Below is a synopsis of several different climate science projects I have worked on over the past 10 years @ the University of Idaho. I have particular experience with large climate variable datasets (NetCDF), climate-focused web services (THREDDS), as well as using climate variables in relationship to other related variables to explore differing spatial and temporal relationships.
CIRC (2014-present)
Climate Impacts Research Consortium (CIRC). CIRC is the a NOAA RISA
research team that is exploring climatic impacts in the Pacific Northwest. Currently in year 3 of 5, my work on this project is to develop data mining approaches to explore how climate is related to agriculture – with efforts to extend this methodology to other areas. Our research can be seen @ http://www.dmine.io.
REACCHPNA (2011-2017)
The Regional Approaches to Climate Change for Pacific Northwest Agriculture (www.reacchpna.org) was a five-year coordinated agricultural project (CAP), funded by the USDA, to explore relationships of agriculture with climate. Over 200 researchers @ three different institutions (Oregon State, Washington State, and the University of Idaho) worked to develop several research programs in the areas of climate variability, climate modeling, GHG analysis, farm-level commodity analysis, social impacts to climate, as well as data management of agriculture and climate data.

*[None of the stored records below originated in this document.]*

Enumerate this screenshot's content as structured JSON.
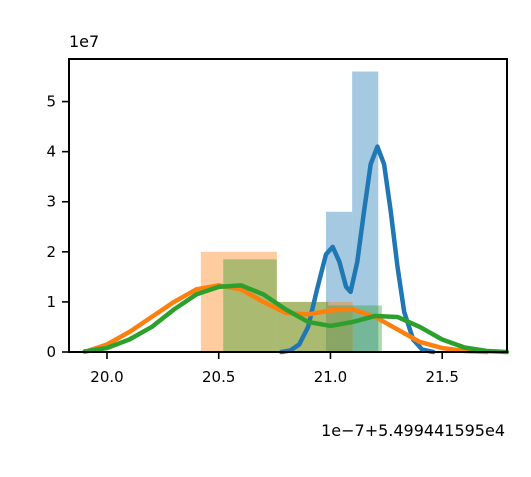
{
  "chart_data": {
    "type": "histogram",
    "title": "",
    "xlabel": "",
    "ylabel": "",
    "y_multiplier_label": "1e7",
    "x_offset_label": "1e−7+5.499441595e4",
    "xlim": [
      19.83,
      21.79
    ],
    "ylim": [
      0,
      58.5
    ],
    "x_ticks": [
      20.0,
      20.5,
      21.0,
      21.5
    ],
    "x_tick_labels": [
      "20.0",
      "20.5",
      "21.0",
      "21.5"
    ],
    "y_ticks": [
      0,
      1,
      2,
      3,
      4,
      5
    ],
    "y_tick_labels": [
      "0",
      "1",
      "2",
      "3",
      "4",
      "5"
    ],
    "grid": false,
    "legend": "none",
    "series": [
      {
        "color": "#1f77b4",
        "bar_width": 0.117,
        "bars": [
          {
            "x0": 20.98,
            "value": 0
          },
          {
            "x0": 21.097,
            "value": 2.8
          },
          {
            "x0": 21.214,
            "value": 5.6
          },
          {
            "x0": 21.331,
            "value": 0
          }
        ],
        "bar_values_scaled": [
          {
            "x0": 20.98,
            "x1": 21.097,
            "value": 28.0
          },
          {
            "x0": 21.097,
            "x1": 21.214,
            "value": 56.0
          }
        ],
        "density": [
          [
            20.78,
            0.0
          ],
          [
            20.82,
            0.3
          ],
          [
            20.86,
            1.5
          ],
          [
            20.9,
            5.0
          ],
          [
            20.94,
            12.5
          ],
          [
            20.98,
            19.5
          ],
          [
            21.01,
            21.0
          ],
          [
            21.04,
            18.0
          ],
          [
            21.07,
            13.0
          ],
          [
            21.09,
            12.0
          ],
          [
            21.12,
            18.0
          ],
          [
            21.15,
            28.0
          ],
          [
            21.18,
            37.5
          ],
          [
            21.21,
            41.0
          ],
          [
            21.24,
            37.5
          ],
          [
            21.27,
            28.0
          ],
          [
            21.3,
            17.0
          ],
          [
            21.33,
            8.0
          ],
          [
            21.37,
            2.5
          ],
          [
            21.41,
            0.5
          ],
          [
            21.46,
            0.0
          ]
        ]
      },
      {
        "color": "#ff7f0e",
        "bars_scaled": [
          {
            "x0": 20.42,
            "x1": 20.76,
            "value": 20.0
          },
          {
            "x0": 20.76,
            "x1": 21.1,
            "value": 10.0
          }
        ],
        "density": [
          [
            19.92,
            0.3
          ],
          [
            20.0,
            1.5
          ],
          [
            20.1,
            4.0
          ],
          [
            20.2,
            7.0
          ],
          [
            20.3,
            10.0
          ],
          [
            20.4,
            12.5
          ],
          [
            20.5,
            13.3
          ],
          [
            20.6,
            12.5
          ],
          [
            20.7,
            10.0
          ],
          [
            20.8,
            7.8
          ],
          [
            20.9,
            7.5
          ],
          [
            21.0,
            8.3
          ],
          [
            21.1,
            8.5
          ],
          [
            21.2,
            7.0
          ],
          [
            21.3,
            4.5
          ],
          [
            21.4,
            2.0
          ],
          [
            21.5,
            0.8
          ],
          [
            21.6,
            0.2
          ],
          [
            21.7,
            0.0
          ]
        ]
      },
      {
        "color": "#2ca02c",
        "bars_scaled": [
          {
            "x0": 20.52,
            "x1": 20.76,
            "value": 18.5
          },
          {
            "x0": 20.76,
            "x1": 20.99,
            "value": 10.0
          },
          {
            "x0": 20.99,
            "x1": 21.23,
            "value": 9.3
          }
        ],
        "density": [
          [
            19.9,
            0.1
          ],
          [
            20.0,
            0.8
          ],
          [
            20.1,
            2.5
          ],
          [
            20.2,
            5.0
          ],
          [
            20.3,
            8.5
          ],
          [
            20.4,
            11.5
          ],
          [
            20.5,
            13.0
          ],
          [
            20.6,
            13.3
          ],
          [
            20.7,
            11.5
          ],
          [
            20.8,
            8.5
          ],
          [
            20.9,
            6.0
          ],
          [
            21.0,
            5.2
          ],
          [
            21.1,
            6.0
          ],
          [
            21.2,
            7.2
          ],
          [
            21.3,
            7.0
          ],
          [
            21.4,
            5.0
          ],
          [
            21.5,
            2.5
          ],
          [
            21.6,
            0.9
          ],
          [
            21.7,
            0.2
          ],
          [
            21.79,
            0.0
          ]
        ]
      }
    ]
  }
}
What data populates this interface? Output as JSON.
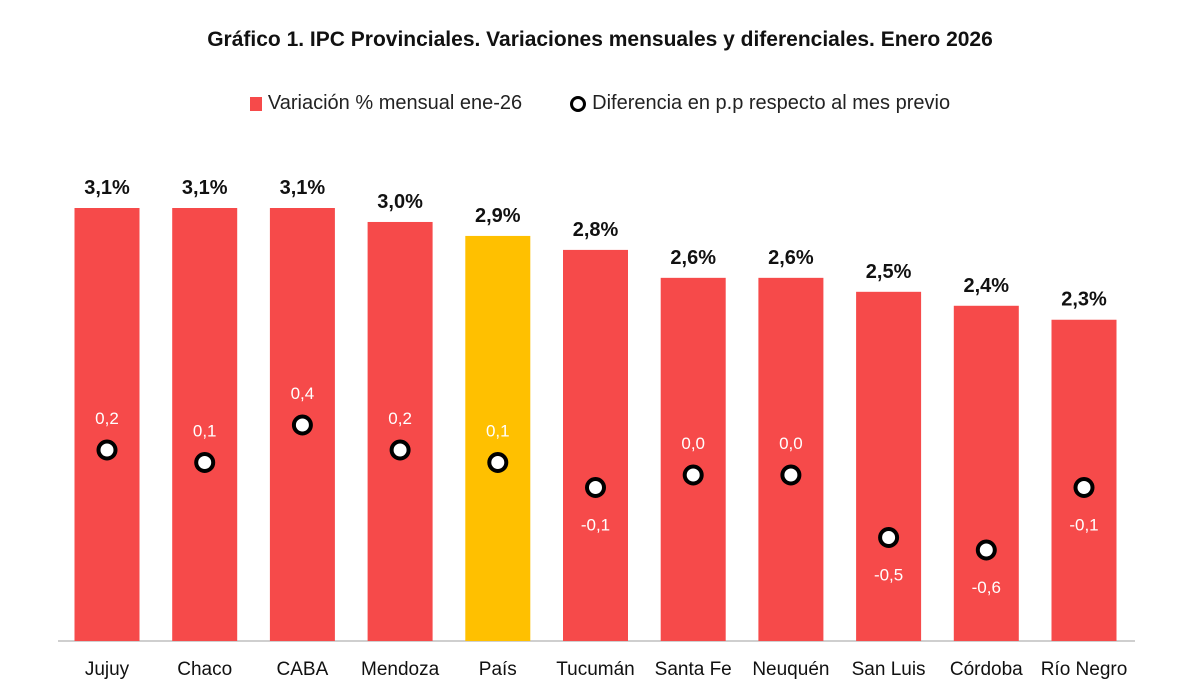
{
  "chart_data": {
    "type": "bar",
    "title": "Gráfico 1. IPC Provinciales. Variaciones mensuales y diferenciales. Enero 2026",
    "categories": [
      "Jujuy",
      "Chaco",
      "CABA",
      "Mendoza",
      "País",
      "Tucumán",
      "Santa Fe",
      "Neuquén",
      "San Luis",
      "Córdoba",
      "Río Negro"
    ],
    "series": [
      {
        "name": "Variación % mensual ene-26",
        "values": [
          3.1,
          3.1,
          3.1,
          3.0,
          2.9,
          2.8,
          2.6,
          2.6,
          2.5,
          2.4,
          2.3
        ],
        "labels": [
          "3,1%",
          "3,1%",
          "3,1%",
          "3,0%",
          "2,9%",
          "2,8%",
          "2,6%",
          "2,6%",
          "2,5%",
          "2,4%",
          "2,3%"
        ],
        "color": "#f64a4a",
        "highlight_category": "País",
        "highlight_color": "#ffc000"
      },
      {
        "name": "Diferencia en p.p respecto al mes previo",
        "values": [
          0.2,
          0.1,
          0.4,
          0.2,
          0.1,
          -0.1,
          0.0,
          0.0,
          -0.5,
          -0.6,
          -0.1
        ],
        "labels": [
          "0,2",
          "0,1",
          "0,4",
          "0,2",
          "0,1",
          "-0,1",
          "0,0",
          "0,0",
          "-0,5",
          "-0,6",
          "-0,1"
        ],
        "marker": "circle-outline"
      }
    ],
    "legend_position": "top-center",
    "grid": false
  }
}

As part of the REACCH team, applications were developed to ingest and expose climate data using GIS, THREDDS, Linux and python. Over 40 web services were developed from researcher content, and used to expose results of analysis to the public and the funding agency. From a social science perspective, we developed an agricultural statistical atlas to related collected longitudinal perceptions of climate with quantitative agricultural landscape systems (right). The atlas contains differing map views of survey questions in relationship to agricultural commodity systems.